L'Inde a inscrit une nouvelle page de son histoire spatiale ce samedi 18 juillet 2026 avec le décollage réussi de Vikram-1, le premier lanceur orbital entièrement développé par une entreprise privée indienne. La fusée, haute d'environ 22 mètres, a décollé du centre spatial Satish Dhawan, situé sur l'île de Sriharikota, dans l'État d'Andhra Pradesh, à 11 h 05 heure locale (06 h 35 UTC).

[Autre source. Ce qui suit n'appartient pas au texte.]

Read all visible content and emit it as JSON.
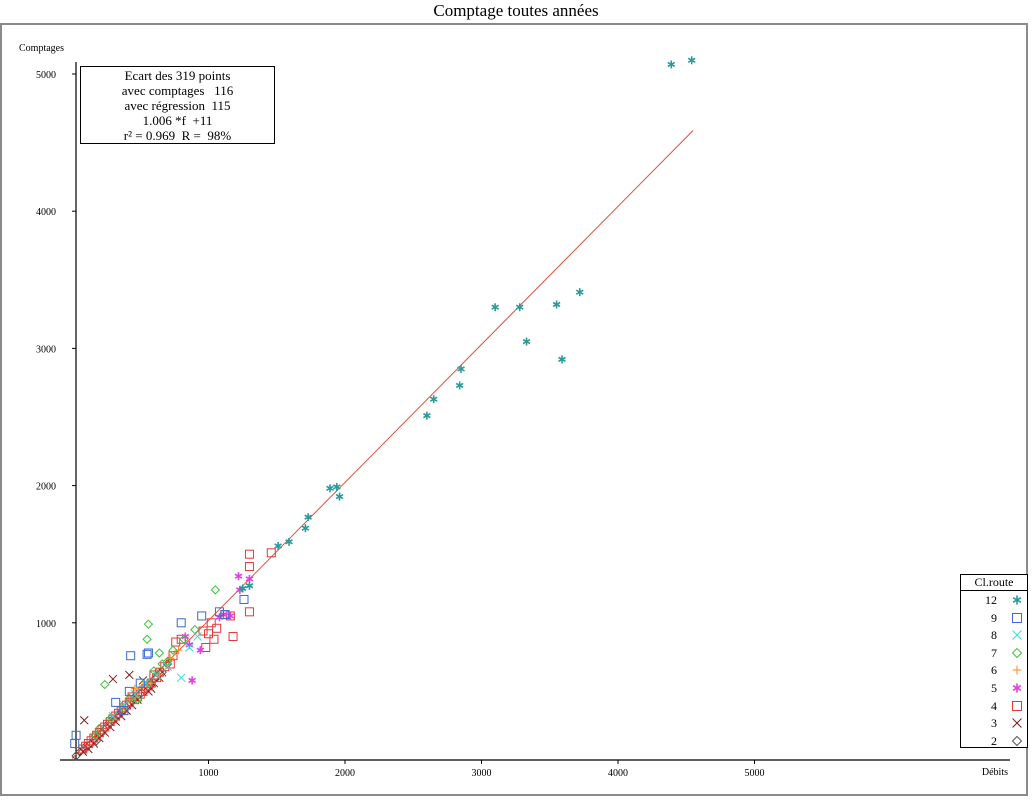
{
  "chart_data": {
    "type": "scatter",
    "title": "Comptage toutes années",
    "xlabel": "Débits",
    "ylabel": "Comptages",
    "xlim": [
      0,
      6500
    ],
    "ylim": [
      0,
      5100
    ],
    "x_ticks": [
      1000,
      2000,
      3000,
      4000,
      5000
    ],
    "y_ticks": [
      1000,
      2000,
      3000,
      4000,
      5000
    ],
    "x_tick_labels": [
      "1000",
      "2000",
      "3000",
      "4000",
      "5000"
    ],
    "y_tick_labels": [
      "1000",
      "2000",
      "3000",
      "4000",
      "5000"
    ],
    "grid": false,
    "legend_placement": "bottom-right",
    "regression": {
      "slope": 1.006,
      "intercept": 11,
      "x_end": 4550,
      "color": "#e0503c"
    },
    "stats_lines": [
      "Ecart des 319 points",
      "avec comptages   116",
      "avec régression  115",
      "1.006 *f  +11",
      "r² = 0.969  R =  98%"
    ],
    "legend_title": "Cl.route",
    "series": [
      {
        "name": "12",
        "marker": "asterisk",
        "color": "#2a9a9a",
        "x": [
          4390,
          4540,
          3720,
          3550,
          3280,
          3100,
          3330,
          3590,
          2850,
          2840,
          2650,
          2600,
          1940,
          1890,
          1960,
          1730,
          1710,
          1590,
          1510,
          1300,
          1250
        ],
        "y": [
          5070,
          5100,
          3410,
          3320,
          3300,
          3300,
          3050,
          2920,
          2850,
          2730,
          2630,
          2510,
          1990,
          1980,
          1920,
          1770,
          1690,
          1590,
          1560,
          1270,
          1250
        ]
      },
      {
        "name": "9",
        "marker": "square",
        "color": "#3a6bd0",
        "x": [
          20,
          30,
          430,
          560,
          550,
          800,
          950,
          1080,
          1120,
          1260,
          320,
          420,
          500,
          380
        ],
        "y": [
          120,
          180,
          760,
          780,
          770,
          1000,
          1050,
          1080,
          1060,
          1170,
          420,
          500,
          560,
          360
        ]
      },
      {
        "name": "8",
        "marker": "x",
        "color": "#40d8d8",
        "x": [
          800,
          860,
          920,
          700,
          620,
          540,
          460,
          380,
          300
        ],
        "y": [
          600,
          820,
          900,
          680,
          620,
          560,
          480,
          400,
          320
        ]
      },
      {
        "name": "7",
        "marker": "diamond",
        "color": "#40c040",
        "x": [
          1050,
          560,
          550,
          240,
          200,
          480,
          560,
          640,
          700,
          740,
          820,
          900,
          170,
          280,
          380,
          420,
          660,
          600
        ],
        "y": [
          1240,
          990,
          880,
          550,
          230,
          440,
          560,
          780,
          720,
          800,
          880,
          950,
          180,
          300,
          380,
          450,
          700,
          650
        ]
      },
      {
        "name": "6",
        "marker": "plus",
        "color": "#ff8c1a",
        "x": [
          420,
          520,
          580,
          640,
          720,
          780,
          460,
          360
        ],
        "y": [
          440,
          540,
          560,
          620,
          740,
          800,
          520,
          380
        ]
      },
      {
        "name": "5",
        "marker": "asterisk",
        "color": "#e040e0",
        "x": [
          1220,
          1230,
          1300,
          880,
          940,
          830,
          860,
          1110,
          1160,
          1080
        ],
        "y": [
          1340,
          1240,
          1320,
          580,
          800,
          900,
          840,
          1060,
          1050,
          1040
        ]
      },
      {
        "name": "4",
        "marker": "square",
        "color": "#e03a3a",
        "x": [
          1300,
          1300,
          1460,
          1300,
          1160,
          1180,
          1120,
          1060,
          1040,
          1020,
          980,
          1000,
          960,
          800,
          760,
          740,
          720,
          680,
          640,
          620,
          600,
          580,
          560,
          540,
          520,
          500,
          480,
          460,
          440,
          420,
          400,
          380,
          360,
          340,
          320,
          300,
          280,
          260,
          240,
          220,
          200,
          180,
          160,
          140,
          120,
          100,
          80
        ],
        "y": [
          1500,
          1410,
          1510,
          1080,
          1050,
          900,
          1060,
          960,
          880,
          1000,
          820,
          920,
          940,
          880,
          860,
          760,
          700,
          680,
          640,
          600,
          620,
          560,
          540,
          520,
          500,
          480,
          460,
          440,
          460,
          420,
          400,
          380,
          360,
          340,
          320,
          300,
          280,
          260,
          240,
          220,
          200,
          180,
          160,
          140,
          120,
          100,
          80
        ]
      },
      {
        "name": "3",
        "marker": "x",
        "color": "#7a2020",
        "x": [
          90,
          300,
          420,
          520,
          580,
          640,
          480,
          440,
          400,
          360,
          320,
          280,
          240,
          200,
          160,
          120,
          80,
          560,
          600,
          660
        ],
        "y": [
          290,
          590,
          620,
          580,
          520,
          600,
          440,
          400,
          360,
          320,
          280,
          240,
          200,
          160,
          120,
          80,
          60,
          500,
          560,
          640
        ]
      },
      {
        "name": "2",
        "marker": "diamond",
        "color": "#555555",
        "x": [
          30,
          60,
          100,
          140,
          180,
          220,
          260,
          300,
          340,
          380,
          420,
          460,
          500,
          540,
          580,
          620,
          660,
          700
        ],
        "y": [
          30,
          60,
          100,
          120,
          140,
          200,
          260,
          300,
          330,
          360,
          420,
          460,
          480,
          520,
          560,
          600,
          640,
          700
        ]
      }
    ]
  }
}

Le vol, baptisé « Mission Aagaman » – un terme sanskrit signifiant « arrivée » – s'est déroulé sans incident majeur. Après un report d'une trentaine de minutes dû à un problème technique de dernière minute résolu avant le lancement, les trois étages à propergol solide se sont allumés successivement, suivis d'un quatrième étage à ergols liquides équipé d'un moteur fabriqué par impression 3D. Ce dernier a propulsé l'ensemble à une vitesse de l'ordre de 27 000 km/h pour atteindre une orbite héliosynchrone d'environ 450 kilomètres d'altitude, avec une inclinaison de 60 degrés par rapport à l'équateur, conformément aux prévisions. Les données de suivi militaires américaines ont confirmé l'insertion orbitale.

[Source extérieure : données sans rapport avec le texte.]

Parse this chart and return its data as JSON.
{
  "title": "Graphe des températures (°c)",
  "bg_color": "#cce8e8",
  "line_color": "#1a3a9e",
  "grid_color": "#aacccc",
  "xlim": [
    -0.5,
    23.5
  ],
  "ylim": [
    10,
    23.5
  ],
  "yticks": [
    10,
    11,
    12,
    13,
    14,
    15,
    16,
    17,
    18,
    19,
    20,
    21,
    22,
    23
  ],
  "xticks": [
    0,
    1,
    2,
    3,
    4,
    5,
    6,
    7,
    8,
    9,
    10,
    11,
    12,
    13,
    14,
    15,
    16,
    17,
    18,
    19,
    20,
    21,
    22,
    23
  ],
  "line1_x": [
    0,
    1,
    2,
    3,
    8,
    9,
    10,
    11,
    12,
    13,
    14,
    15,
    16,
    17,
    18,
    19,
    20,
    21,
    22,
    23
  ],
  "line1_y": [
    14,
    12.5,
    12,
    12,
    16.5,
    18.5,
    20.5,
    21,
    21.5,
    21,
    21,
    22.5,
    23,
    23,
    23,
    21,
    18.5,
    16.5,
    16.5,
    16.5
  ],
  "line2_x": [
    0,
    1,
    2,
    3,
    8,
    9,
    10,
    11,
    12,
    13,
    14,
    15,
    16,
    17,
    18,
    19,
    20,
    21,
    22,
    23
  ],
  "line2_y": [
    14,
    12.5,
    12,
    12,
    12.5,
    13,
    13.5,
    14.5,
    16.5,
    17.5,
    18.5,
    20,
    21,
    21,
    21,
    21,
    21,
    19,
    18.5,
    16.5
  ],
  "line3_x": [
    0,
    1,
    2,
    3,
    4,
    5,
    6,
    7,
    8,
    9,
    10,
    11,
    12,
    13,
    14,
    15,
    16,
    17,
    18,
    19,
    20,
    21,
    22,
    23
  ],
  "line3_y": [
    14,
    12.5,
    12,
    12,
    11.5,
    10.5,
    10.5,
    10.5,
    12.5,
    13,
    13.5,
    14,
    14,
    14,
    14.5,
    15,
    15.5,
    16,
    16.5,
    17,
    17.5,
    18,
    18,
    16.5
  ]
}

L'entreprise Skyroot Aerospace, désormais valorisée à plus d'un milliard de dollars, a salué une « réussite grandiose ». Sur le réseau social X, elle a notamment écrit : « Bonjour l'espace, nous sommes arrivés ! Le vol d'essai 1 de Vikram-1 a accompli sa mission. Le premier lancement privé indien a été mené à bien. »
Un ticket spatial à la demande
Cette fusée, qui porte le nom de Vikram Sarabhai, considéré comme le père du programme spatial indien, est conçue pour placer en orbite basse des charges utiles allant jusqu'à 350 kilogrammes. Sa taille la rapproche du lanceur Electron de l'américain Rocket Lab, référence mondiale du marché des petits satellites.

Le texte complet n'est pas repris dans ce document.